This is a pretty good introduction. I highly recommend Feynman's book "QED: The Strange Theory of Light and Matter" as an excellent in-depth work that does not sacrifice accuracy for the sake of making difficult ideas understandable. It is both very clear to the layperson and accurate to the physics.
Wholeheartedly seconded. This book occupies a nearly unique position in the physics literature: it is neither a textbook nor a popularization. It assumes little more knowledge (of math or physics) than the typical popularization, but it explains what is very nearly the true, complete structure of its subject matter (quantum electrodymanics). Now, the methods that it teaches are absolutely unwieldy: it would be hopeless to do any real, meaningful calculation by drawing countless little arrows! But (as I think Feynman says) you can go to grad school to learn the efficient tricks. The underlying concepts will carry through essentially unchanged.
An interesting and surprising fact about Feynman's books is that he never _wrote_ any of them, as such; he famously disliked writing. QED is essentially a transcript of a lecture (although I don't know how much polishing and editing was done by Feynman himself; probably some). Same with his collection of physics lectures. His most popular book, "Surely You're Joking, Mr. Feynman", was transcribed from a series of interviews, pretty much verbatim.
Relativity: The Special and General Theory by Einstein would also fit that description, I think. (Though I haven't read Feynman's book so I may be misunderstanding you.)
It's a marvelous book, but a little frustrating as well for not quite explaining enough to calculate with, even super-inefficiently. Can't we get a correct formula for the propagator, including the four spin components? When I tried to fill that in from other sources I was snowed under by all the formalism or prerequisites -- yes, it's probably a short step if you already understand it or you're smarter than me.

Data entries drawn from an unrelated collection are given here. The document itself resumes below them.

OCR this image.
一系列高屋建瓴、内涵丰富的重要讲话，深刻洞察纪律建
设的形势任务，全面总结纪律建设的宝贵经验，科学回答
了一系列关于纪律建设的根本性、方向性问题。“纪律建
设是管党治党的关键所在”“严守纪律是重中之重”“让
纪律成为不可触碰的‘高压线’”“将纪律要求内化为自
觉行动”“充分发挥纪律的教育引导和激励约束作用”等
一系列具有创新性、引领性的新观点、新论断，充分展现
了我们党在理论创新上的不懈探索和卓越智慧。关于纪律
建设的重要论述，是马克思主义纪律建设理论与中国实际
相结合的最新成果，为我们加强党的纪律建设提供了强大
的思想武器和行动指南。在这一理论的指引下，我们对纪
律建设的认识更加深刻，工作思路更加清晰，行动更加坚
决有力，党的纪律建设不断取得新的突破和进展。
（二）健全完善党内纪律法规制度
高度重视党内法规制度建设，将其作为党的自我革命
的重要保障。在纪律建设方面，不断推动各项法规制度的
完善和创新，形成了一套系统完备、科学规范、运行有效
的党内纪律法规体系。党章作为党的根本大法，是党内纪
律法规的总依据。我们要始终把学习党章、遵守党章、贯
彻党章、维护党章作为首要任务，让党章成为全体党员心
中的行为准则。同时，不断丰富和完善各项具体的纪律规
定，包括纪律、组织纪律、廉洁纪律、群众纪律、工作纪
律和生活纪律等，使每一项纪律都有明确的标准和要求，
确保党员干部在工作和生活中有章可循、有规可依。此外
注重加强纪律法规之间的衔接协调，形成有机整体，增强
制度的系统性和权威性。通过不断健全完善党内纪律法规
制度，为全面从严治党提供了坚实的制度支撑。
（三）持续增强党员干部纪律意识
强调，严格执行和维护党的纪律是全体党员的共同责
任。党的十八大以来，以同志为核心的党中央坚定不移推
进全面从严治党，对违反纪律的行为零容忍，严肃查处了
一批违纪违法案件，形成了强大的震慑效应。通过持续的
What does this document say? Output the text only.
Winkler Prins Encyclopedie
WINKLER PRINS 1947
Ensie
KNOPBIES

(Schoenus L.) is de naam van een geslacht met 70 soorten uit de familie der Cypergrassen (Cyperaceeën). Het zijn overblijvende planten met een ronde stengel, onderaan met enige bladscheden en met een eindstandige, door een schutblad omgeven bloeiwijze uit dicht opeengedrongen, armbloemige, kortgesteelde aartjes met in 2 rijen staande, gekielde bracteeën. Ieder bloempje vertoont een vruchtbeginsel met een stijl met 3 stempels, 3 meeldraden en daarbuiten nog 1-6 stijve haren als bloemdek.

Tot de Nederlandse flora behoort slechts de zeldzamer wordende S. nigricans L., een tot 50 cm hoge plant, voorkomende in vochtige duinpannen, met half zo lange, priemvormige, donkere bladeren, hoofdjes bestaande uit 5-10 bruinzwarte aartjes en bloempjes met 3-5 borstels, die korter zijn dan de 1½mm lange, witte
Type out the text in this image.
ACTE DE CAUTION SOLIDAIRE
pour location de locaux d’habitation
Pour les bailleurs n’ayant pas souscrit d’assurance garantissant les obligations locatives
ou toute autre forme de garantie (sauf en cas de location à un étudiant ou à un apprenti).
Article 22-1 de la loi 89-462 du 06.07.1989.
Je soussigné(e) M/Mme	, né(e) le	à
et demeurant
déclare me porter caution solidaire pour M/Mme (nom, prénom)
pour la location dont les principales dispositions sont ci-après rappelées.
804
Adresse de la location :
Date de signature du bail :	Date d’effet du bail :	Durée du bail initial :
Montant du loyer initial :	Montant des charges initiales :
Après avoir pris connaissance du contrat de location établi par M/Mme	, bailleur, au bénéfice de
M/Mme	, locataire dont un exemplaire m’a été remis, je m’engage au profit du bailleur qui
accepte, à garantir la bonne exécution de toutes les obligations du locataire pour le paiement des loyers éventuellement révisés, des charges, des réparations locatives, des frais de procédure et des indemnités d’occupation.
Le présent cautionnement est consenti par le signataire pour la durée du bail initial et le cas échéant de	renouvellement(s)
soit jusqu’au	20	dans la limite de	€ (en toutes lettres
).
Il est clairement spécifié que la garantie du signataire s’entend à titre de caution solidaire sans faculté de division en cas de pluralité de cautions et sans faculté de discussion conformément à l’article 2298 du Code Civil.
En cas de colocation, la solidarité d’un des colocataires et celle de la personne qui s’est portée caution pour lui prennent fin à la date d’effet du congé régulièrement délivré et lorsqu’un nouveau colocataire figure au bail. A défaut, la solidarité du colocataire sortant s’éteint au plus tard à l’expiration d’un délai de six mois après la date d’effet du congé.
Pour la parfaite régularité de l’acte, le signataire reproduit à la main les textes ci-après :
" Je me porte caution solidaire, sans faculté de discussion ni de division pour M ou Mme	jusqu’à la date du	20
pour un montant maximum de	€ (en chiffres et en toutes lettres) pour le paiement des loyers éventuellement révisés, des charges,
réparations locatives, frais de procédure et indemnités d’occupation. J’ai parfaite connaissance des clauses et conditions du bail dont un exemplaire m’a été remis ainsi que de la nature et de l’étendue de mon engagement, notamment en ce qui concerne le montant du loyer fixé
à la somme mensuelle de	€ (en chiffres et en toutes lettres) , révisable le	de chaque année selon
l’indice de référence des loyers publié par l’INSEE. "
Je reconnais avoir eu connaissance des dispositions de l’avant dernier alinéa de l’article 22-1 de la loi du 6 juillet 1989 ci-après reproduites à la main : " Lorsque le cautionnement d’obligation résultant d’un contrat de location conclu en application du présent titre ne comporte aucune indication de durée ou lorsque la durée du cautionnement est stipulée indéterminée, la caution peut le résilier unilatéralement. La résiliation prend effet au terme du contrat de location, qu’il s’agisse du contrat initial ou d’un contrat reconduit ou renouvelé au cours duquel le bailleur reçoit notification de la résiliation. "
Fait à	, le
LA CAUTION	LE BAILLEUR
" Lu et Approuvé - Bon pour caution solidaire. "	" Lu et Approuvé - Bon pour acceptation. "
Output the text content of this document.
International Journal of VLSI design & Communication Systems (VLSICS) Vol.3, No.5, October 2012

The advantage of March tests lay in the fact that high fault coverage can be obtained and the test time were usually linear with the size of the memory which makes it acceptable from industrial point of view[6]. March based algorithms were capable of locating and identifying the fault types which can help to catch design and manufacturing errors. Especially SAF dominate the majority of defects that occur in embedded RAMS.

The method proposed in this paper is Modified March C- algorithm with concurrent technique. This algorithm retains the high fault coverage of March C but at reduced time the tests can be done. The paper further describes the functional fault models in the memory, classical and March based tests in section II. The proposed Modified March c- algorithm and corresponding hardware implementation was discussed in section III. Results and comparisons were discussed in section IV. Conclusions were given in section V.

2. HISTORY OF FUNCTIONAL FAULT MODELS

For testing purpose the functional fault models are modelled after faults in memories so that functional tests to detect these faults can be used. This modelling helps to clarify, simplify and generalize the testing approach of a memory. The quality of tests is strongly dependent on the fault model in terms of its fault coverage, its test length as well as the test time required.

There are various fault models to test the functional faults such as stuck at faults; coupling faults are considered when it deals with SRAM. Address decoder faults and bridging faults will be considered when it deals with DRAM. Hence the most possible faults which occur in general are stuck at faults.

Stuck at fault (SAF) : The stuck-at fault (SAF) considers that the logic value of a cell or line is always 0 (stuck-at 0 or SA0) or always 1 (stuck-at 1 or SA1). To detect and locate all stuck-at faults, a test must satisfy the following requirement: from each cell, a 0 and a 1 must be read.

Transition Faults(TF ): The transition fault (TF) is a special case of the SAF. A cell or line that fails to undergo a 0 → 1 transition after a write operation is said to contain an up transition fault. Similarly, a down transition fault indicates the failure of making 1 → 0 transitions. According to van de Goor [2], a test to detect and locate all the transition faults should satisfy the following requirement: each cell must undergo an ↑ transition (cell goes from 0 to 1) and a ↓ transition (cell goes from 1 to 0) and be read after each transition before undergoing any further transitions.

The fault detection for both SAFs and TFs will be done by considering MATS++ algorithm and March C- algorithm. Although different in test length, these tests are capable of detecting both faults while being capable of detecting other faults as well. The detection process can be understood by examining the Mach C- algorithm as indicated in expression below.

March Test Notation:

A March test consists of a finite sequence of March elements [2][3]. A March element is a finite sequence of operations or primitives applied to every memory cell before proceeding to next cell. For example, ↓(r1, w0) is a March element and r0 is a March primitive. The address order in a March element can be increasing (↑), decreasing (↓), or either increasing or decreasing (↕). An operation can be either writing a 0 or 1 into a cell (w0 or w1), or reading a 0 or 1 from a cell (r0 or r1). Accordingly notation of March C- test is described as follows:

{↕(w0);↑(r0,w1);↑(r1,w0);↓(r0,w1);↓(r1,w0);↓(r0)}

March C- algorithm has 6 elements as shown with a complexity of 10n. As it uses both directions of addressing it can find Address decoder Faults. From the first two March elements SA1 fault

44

If someone made a clear-but-impractical QED simulator using, say, lattice gauge theory, I pledge to sing its praises. (You'd expect this to be possible for general relativity too.)
It would be nice to have a version that uses complex numbers and linear algebra instead of spinning arrows. A little bit more math would make it easier to connect with the "grown up" version of the theory.
It starts off with a spring mattress analogy (like the one in the linked article, but with more math) and goes on to more advanced material from there. I remember it requiring little background besides LinAl and multivariable calc.
It's been a while but I'm pretty sure the spinning arrows are Phasors. Ironically the spinning arrows might make more sense than the math that describes them.
Much less famous than Feynman's Messenger Lectures at Cornell (or his real "Lectures" that got turned into the books) are the lectures he gave in New Zealand that became QED: The Strange Theory of Light and Matter.